Method or approach Keen to avoid failings of the past, such as those highlighted in the Francis and Keogh reports, the Midlands formed an incident management team after an initial situational risk assessment. This was led by the regional chief scientific officer (CSO), patient safety director and head of system improvement and clinical services as well as having regional medical director oversight. It is important to stress the deliberate multidisciplinary nature of the leadership team utilised in this case, as historically patient safety incidents such as these, have had physician ownership. The intricate details and nuanced nature of the paediatric audiology services has required a variety of expertise in handling the response to numerous challenges and mitigation of risks as they arise. A list of measurable criteria to define clinical quality and good governance was developed. Services in the region were then asked to submit relevant data for assessment and grading.

Findings Understandably, providers found this process upsetting given potential patient safety issues within their service. A strict no-blame culture and transparency was adopted during site visits and discussions with services. Furthermore, framing aid as a way services could recover, all the while ensuring patients had ongoing access and identifying problems early, was received positively. Services with no significant concerns identified were deemed to be the highest quality and chosen to support others in a peer-to-peer quality improvement group and provide mutual aid. To educate and engage systems, BAA webinars and audiology quality improvement groups were set up. These enabled Trusts and ICBs to familiarise themselves with the subject matter but also allowed for clinical concerns, questions and feedback to be shared across systems. Clinical reference groups were initiated to bring leaders together to learn and collaborate with stakeholders and thus provide cross-system support. Other regions in the UK have now requested that our learnings from this process are shared with regional CSOs who are currently reviewing their own paediatric audiology services. This ongoing dialogue with other regions has allowed us to gain feedback, so we can continually learn and implement changes if alternative solutions are more effective.

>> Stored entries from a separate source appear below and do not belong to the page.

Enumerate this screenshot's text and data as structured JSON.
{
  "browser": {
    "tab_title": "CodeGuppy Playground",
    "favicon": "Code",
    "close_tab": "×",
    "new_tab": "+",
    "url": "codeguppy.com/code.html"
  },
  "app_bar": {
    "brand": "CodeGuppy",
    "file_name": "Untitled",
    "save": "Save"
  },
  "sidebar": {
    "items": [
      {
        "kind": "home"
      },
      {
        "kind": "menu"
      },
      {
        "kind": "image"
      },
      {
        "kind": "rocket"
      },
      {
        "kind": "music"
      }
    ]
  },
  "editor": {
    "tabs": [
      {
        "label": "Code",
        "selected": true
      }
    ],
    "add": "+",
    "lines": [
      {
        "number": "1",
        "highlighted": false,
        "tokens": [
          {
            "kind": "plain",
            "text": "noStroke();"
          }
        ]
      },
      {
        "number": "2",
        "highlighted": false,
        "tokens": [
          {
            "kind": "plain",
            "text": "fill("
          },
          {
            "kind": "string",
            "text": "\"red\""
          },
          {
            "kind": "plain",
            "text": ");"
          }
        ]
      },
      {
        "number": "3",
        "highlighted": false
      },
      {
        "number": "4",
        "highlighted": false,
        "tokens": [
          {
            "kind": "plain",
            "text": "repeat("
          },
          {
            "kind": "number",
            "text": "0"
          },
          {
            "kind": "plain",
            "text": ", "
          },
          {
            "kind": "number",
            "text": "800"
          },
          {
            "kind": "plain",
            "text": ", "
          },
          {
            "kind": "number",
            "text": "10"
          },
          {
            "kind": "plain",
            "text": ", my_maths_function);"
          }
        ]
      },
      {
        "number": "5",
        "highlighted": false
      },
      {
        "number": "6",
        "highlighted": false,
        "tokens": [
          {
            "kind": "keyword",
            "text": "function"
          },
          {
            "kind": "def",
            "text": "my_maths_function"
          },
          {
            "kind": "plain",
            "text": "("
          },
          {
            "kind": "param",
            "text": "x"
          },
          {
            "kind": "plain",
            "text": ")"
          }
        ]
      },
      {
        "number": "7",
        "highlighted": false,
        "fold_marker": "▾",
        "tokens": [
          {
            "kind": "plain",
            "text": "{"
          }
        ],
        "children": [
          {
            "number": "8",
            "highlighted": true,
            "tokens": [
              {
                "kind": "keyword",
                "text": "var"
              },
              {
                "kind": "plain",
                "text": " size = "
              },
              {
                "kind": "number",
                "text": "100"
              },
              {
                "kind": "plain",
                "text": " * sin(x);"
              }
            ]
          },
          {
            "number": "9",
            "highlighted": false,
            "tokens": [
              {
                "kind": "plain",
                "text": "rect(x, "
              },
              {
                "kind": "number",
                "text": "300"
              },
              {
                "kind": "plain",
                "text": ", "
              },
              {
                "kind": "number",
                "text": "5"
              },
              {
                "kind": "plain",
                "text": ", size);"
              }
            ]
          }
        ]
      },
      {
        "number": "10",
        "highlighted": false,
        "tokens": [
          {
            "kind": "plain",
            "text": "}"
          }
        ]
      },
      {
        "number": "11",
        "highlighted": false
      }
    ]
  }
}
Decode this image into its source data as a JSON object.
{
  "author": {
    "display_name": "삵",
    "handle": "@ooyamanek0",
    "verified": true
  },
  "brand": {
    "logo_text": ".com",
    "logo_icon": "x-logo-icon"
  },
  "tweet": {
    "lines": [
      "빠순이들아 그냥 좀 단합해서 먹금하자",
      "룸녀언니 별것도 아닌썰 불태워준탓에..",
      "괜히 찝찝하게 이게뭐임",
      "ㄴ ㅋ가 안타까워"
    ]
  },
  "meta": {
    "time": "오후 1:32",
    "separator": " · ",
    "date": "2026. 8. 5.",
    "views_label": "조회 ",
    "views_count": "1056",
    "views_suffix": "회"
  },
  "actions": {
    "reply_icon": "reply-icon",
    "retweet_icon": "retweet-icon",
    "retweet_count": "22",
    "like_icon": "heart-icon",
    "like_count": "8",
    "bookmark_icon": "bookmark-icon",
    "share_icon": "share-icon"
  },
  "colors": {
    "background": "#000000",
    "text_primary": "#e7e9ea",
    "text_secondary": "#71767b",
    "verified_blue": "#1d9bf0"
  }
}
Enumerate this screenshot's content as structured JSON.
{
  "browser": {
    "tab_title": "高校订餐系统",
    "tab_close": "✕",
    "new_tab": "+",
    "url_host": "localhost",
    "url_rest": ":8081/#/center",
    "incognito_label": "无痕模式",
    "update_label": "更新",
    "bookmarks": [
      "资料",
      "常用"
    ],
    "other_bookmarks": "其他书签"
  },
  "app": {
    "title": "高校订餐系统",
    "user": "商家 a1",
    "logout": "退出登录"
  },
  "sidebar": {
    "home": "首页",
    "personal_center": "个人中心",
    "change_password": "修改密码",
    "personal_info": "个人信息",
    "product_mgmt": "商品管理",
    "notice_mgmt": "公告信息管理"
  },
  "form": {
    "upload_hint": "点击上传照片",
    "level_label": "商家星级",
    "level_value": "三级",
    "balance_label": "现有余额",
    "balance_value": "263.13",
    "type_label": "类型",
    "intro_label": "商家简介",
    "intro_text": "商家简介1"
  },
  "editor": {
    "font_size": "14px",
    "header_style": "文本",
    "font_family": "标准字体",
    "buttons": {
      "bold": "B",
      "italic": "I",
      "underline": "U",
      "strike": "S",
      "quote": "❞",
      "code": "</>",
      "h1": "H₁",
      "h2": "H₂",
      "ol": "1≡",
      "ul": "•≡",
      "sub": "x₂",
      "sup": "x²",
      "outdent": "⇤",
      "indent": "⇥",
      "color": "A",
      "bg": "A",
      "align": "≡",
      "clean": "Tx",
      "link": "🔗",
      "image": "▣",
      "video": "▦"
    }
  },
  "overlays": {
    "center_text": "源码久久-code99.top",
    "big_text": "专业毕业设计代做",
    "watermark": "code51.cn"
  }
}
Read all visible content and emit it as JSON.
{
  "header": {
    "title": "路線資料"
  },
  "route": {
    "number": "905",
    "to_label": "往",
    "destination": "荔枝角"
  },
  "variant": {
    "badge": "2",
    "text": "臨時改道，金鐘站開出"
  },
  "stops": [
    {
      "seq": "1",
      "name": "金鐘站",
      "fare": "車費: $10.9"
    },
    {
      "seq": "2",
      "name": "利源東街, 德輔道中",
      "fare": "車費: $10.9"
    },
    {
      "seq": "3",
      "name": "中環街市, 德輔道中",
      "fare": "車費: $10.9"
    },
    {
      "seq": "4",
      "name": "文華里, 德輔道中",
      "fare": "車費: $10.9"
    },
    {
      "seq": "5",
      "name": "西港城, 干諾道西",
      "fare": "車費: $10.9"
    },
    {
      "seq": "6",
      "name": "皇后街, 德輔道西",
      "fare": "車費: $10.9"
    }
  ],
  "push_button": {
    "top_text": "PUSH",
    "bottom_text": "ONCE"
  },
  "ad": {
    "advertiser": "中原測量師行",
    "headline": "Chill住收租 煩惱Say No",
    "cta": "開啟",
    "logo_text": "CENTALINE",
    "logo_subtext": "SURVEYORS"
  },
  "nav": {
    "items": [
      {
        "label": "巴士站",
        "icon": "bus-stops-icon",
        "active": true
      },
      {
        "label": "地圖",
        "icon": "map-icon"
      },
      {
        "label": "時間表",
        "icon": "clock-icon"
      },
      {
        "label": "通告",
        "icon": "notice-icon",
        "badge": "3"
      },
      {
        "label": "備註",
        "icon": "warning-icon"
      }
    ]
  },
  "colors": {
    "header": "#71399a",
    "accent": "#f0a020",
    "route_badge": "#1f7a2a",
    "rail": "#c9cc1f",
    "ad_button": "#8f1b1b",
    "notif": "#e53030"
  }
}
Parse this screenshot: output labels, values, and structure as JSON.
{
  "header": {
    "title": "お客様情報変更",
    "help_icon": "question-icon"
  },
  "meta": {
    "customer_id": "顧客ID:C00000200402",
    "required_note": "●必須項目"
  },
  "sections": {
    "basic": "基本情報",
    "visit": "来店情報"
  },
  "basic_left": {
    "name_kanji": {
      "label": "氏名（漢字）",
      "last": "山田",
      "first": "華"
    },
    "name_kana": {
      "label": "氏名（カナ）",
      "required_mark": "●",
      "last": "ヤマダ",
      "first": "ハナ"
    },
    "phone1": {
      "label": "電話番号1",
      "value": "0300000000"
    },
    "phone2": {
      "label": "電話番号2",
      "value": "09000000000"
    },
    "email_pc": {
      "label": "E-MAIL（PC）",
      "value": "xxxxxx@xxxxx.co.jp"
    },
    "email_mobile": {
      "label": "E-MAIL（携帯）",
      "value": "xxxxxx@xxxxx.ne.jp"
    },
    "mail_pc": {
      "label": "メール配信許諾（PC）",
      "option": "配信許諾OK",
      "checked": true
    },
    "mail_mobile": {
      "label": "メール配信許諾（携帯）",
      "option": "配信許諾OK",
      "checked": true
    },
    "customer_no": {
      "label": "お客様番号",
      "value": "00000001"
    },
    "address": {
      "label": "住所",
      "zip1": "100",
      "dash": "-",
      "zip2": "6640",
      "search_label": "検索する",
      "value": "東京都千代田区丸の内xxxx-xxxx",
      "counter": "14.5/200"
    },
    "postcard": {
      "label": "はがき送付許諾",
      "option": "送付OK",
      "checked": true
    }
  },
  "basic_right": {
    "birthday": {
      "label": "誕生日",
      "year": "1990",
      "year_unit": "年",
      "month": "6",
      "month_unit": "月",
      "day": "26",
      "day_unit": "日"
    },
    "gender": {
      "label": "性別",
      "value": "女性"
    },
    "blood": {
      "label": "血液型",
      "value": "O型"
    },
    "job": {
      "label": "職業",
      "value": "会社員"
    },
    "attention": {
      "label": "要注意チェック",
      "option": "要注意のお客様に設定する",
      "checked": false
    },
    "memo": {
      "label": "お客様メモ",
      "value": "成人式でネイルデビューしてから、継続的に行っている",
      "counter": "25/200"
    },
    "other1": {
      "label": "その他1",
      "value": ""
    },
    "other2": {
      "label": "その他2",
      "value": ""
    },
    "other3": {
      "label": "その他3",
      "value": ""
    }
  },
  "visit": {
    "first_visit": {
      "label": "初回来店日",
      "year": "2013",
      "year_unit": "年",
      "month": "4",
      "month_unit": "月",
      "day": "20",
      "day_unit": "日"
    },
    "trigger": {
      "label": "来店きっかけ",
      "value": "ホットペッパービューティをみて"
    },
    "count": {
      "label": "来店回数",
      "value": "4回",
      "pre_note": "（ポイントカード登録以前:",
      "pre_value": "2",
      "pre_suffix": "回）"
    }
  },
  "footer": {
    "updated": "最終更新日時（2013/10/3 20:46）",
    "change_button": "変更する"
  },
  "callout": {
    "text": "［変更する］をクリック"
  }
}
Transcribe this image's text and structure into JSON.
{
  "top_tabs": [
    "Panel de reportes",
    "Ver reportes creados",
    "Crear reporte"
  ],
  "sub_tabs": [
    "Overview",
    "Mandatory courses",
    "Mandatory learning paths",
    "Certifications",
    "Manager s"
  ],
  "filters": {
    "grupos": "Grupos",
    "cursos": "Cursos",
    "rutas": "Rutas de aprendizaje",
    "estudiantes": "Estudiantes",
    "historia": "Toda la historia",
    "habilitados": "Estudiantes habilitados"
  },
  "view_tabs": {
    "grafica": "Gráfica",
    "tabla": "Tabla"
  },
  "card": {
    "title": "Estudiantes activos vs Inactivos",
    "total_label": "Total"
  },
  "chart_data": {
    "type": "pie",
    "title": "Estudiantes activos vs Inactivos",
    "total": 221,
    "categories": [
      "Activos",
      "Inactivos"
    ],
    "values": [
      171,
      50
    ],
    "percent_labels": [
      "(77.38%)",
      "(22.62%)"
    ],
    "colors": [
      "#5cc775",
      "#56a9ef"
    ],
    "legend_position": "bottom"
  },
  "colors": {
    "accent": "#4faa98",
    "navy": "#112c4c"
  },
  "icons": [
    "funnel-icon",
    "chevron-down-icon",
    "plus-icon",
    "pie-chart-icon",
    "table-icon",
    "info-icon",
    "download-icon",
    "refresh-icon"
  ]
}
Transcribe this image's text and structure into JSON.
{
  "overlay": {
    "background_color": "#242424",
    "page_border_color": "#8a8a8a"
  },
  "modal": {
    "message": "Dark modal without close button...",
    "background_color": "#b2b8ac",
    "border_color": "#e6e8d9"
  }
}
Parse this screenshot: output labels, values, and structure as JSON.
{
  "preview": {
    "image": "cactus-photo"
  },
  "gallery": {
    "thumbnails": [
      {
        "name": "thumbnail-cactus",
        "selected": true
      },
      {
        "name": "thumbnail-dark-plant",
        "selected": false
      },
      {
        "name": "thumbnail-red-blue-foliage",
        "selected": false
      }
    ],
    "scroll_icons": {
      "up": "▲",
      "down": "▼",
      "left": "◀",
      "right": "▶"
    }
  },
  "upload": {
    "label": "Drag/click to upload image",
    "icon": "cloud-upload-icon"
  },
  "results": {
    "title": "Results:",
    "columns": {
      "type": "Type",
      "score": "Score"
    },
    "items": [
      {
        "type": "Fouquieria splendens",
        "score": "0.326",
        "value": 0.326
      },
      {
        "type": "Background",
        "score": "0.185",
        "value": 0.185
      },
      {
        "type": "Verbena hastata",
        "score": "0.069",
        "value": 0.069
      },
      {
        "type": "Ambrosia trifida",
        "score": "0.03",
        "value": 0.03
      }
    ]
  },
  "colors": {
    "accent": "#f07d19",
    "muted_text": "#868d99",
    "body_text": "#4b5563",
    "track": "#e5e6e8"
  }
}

Key messages The process has clearly demonstrated deficiencies in clinical governance structures and leadership oversight within paediatric audiology services, which in turn has perpetuated poor practice. There have been challenges when questioning services with historic practices, but positive impact from the transparent and methodological approach can already be demonstrated. At site visits, providers have described feeling listened to and ‘not feeling alone’. The ‘arm around the shoulder’ approach has been valued during uncertain times. One site explained how they felt empowered due to governance processes now being implemented and have invested in an audit lead as well as training of staff. The Midlands continue to use this flexible and collaborative approach by offering additional support, pastoral care and mentorship to staff. By sharing learnings outside of the region, the Midlands serve as patient safety champions helping others around the country delve into issues within their own services to avoid further patient harm.